Le conflit à Homs a commencé en 2011, après les premières manifestations contre le régime du président Assad et la lourde répression de l’armée. Pour Assad et les intérêts de son groupe religieux, les alaouites, Homs est un point névralgique pour la continuité territoriale entre les régions alaouites du Nord, sur la Méditerranée, et la capitale Damas. Les alaouites – environ 20 % des Syriens – ont pris le pouvoir en 1970 avec le père de l’actuel président et luttent avec férocité depuis cinq ans, appuyés par les Russes et les chiites iraniens et libanais, pour ne pas être marginalisés par les sunnites. Ces derniers ont soutenu la révolte contre Assad et les bandes armées de l’Isis. Les positions sont néanmoins compliquées et ne suivent pas toujours les divisions ethniques.
Dans cette lutte terrible qui a détruit la Syrie, Homs a connu des fortunes diverses : des combats de rue (notamment entre sunnites et alaouites) et des bombardements. Aujourd’hui la ville a été fermement reprise par le gouvernement. Les images tournées par un drone russe montrent des bâtiments éventrés et des mosquées détruites : un amas de ruines, où vivent encore des gens. Cela, c’est la « grande histoire ». La famille Al Hourani a, quant à elle, cherché à ce que sa petite histoire soit meilleure. Pour Suliman et Yasmine, l’unique objectif à poursuivre est de sauver les enfants. C’est le choix de nombreux Syriens, otages du conflit. Où aller ?
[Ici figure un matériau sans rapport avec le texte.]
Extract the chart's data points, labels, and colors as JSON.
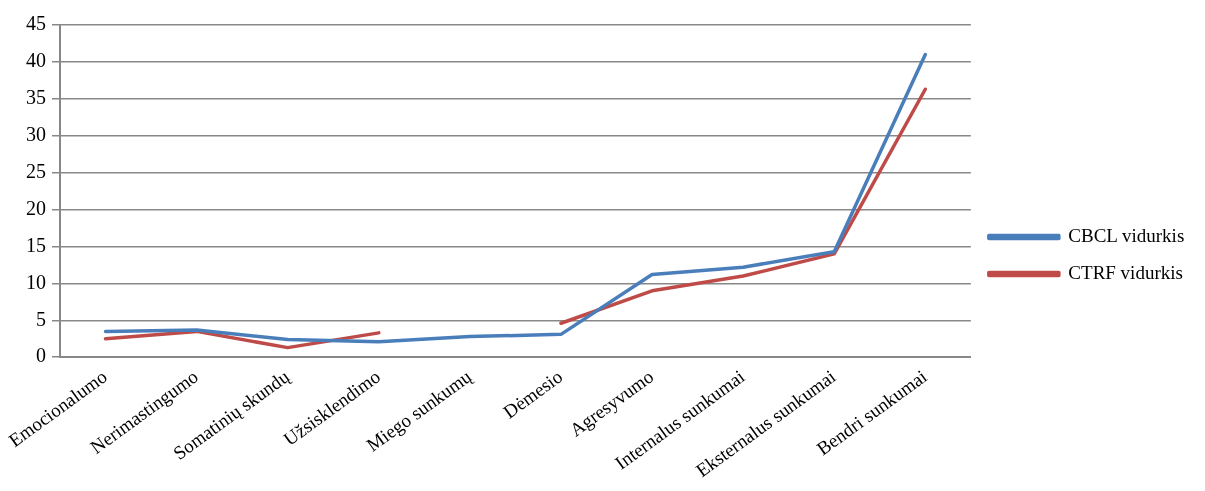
{
  "chart_data": {
    "type": "line",
    "categories": [
      "Emocionalumo",
      "Nerimastingumo",
      "Somatinių skundų",
      "Užsisklendimo",
      "Miego sunkumų",
      "Dėmesio",
      "Agresyvumo",
      "Internalus sunkumai",
      "Eksternalus sunkumai",
      "Bendri sunkumai"
    ],
    "series": [
      {
        "name": "CBCL vidurkis",
        "color": "#4a7ebb",
        "values": [
          3.5,
          3.7,
          2.4,
          2.1,
          2.8,
          3.1,
          11.2,
          12.2,
          14.3,
          41
        ]
      },
      {
        "name": "CTRF vidurkis",
        "color": "#be4b48",
        "values": [
          2.5,
          3.5,
          1.3,
          3.3,
          null,
          4.6,
          9.0,
          11.0,
          14.0,
          36.3
        ]
      }
    ],
    "ylim": [
      0,
      45
    ],
    "yticks": [
      0,
      5,
      10,
      15,
      20,
      25,
      30,
      35,
      40,
      45
    ],
    "grid": "y",
    "legend": "right",
    "marker": "none"
  }
}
En 2012, la maison des Al Hourani a été incendiée sous les bombes. La famille a décidé de quitter l’enfer de Homs pour Damas, la capitale. Ils avaient là-bas des parents qui y avaient été évacués. Tous deux musulmans sunnites, ils ont cherché protection dans la capitale du président alaouite, où vivent des musulmans de toute tradition ainsi que des chrétiens. A Damas, on vit mieux qu’à Homs. Une route encore ouverte relie la capitale au Liban : la voie des diplomates en visite auprès du président syrien. Pour la famille Al Hourani, a pourtant commencé un drame dans le drame : la maladie de Falak. L’état de la fillette, dont l’œil gauche est affecté par une tumeur, est allé s’empirant. Sur place, il n’y avait ni médecins ni médicaments. Aussi le choix suivant a-t-il été de quitter la Syrie en taxi à travers la frontière libanaise : un parcours clandestin pour de nombreux Syriens.
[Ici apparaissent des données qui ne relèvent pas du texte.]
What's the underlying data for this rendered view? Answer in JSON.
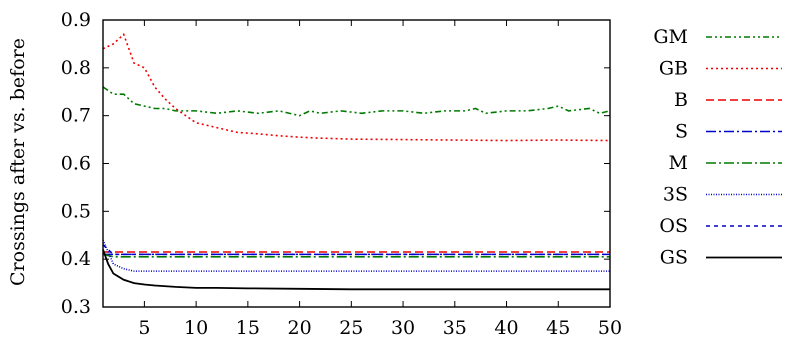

Aujourd’hui le Liban accueille au moins 1 200 000 d’entre eux dans des conditions précaires, car le gouvernement libanais craint de leur donner une stabilité. Quoi qu’il en soit le Liban donne sa part avec plus de générosité que l’Europe. Suliman et Yasmine, avec leurs deux enfants, ont fini dans le Liban du nord, dans un petit garage à Tripoli, loué pour 200 dollars par mois. Suliman s’arrangeait en travaillant comme il pouvait. L’objectif était de soigner Falak. Les Syriens ont derrière eux l’enfer de la guerre, mais ils sont pris au piège dans un Liban qui ne représente pas l’avenir. Ils ne peuvent pas revenir en arrière, mais où aller ?

Pour certains, l’unique espoir réside dans les embarcations et le hasard de la traversée de la Méditerranée. Or il n’en a pas été ainsi pour Falak et sa famille. Ils ont pris le « couloir humanitaire », que le gouvernement italien a ouvert en collaboration avec la Communauté de Sant’Egidio et la Fédération des Eglises italiennes, soutenu par Tavola Valdese. L’Italie a choisi d’accueillir des personnes et des groupes de personnes vulnérables. Ce que sont Falak et les Al Hourani.
Si les pays européens peuvent recevoir les réfugiés, pourquoi ne pas éviter les « voyages de la mort », en ouvrant des couloirs humanitaires ? 93 autres personnes sont déjà arrivées du Liban en Italie par cette voie.
On espère que l’exemple italien sera contagieux. En attendant, Falak est soignée à Rome et son œil droit au moins est sauvé.